Ce qu’il faut retenir de l’enquête du Leem sur la compétitivité de la recherche clinique en France

Publié le 16 octobre 2023 Lecture 25 min

Depuis 2020, la crise sanitaire liée au COVID-19 a permis certaines avancées en dépit des nombreuses perturbations qu’elle a générées. C’est notamment le cas de la recherche clinique française dont les capacités d’innovation et de production ont plus que jamais été mises en évidence par la réalisation de nombreux essais cliniques menés afin de développer des traitements et vaccins contre le COVID-19.

Au-delà de l’activité de recherche clinique, ce sont aussi les enjeux qui y sont associés qui ont été mis en évidence pendant cette période, comme l’accès précoce aux traitements innovants pour les patients, la valorisation du savoir-faire français, l’attractivité du territoire pour les industriels locaux et étrangers ou le développement de l’expertise des professionnels de santé.

Le LEEM, syndicat des entreprises françaises du médicament, dresse l’état des lieux de la recherche clinique en France via son enquête annuelle autour des essais cliniques promus par les industriels pharmaceutiques.
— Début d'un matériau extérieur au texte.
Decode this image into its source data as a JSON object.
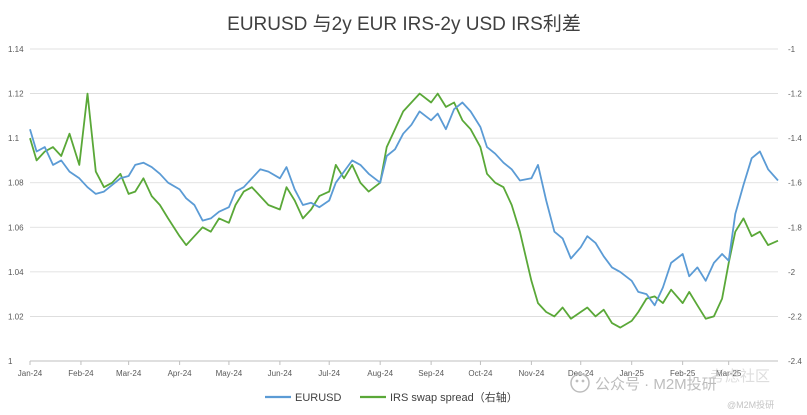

Dans cet article, l’équipe santé d’Alcimed décrypte pour vous cette 12ème édition portant sur la compétitivité de la recherche clinique en France durant l’année 2021.


Un positionnement européen solide et un rayonnement mondial toujours présent en oncologie

La France est sur le podium européen

Sur l’année 2021 et en Europe, la France est en deuxième position en terme de participation aux essais cliniques menés sur des patients, ex-aequo avec l’Allemagne (participation à 13% des essais cliniques menés en Europe). L’Espagne, quant à elle, occupe la première place (16%).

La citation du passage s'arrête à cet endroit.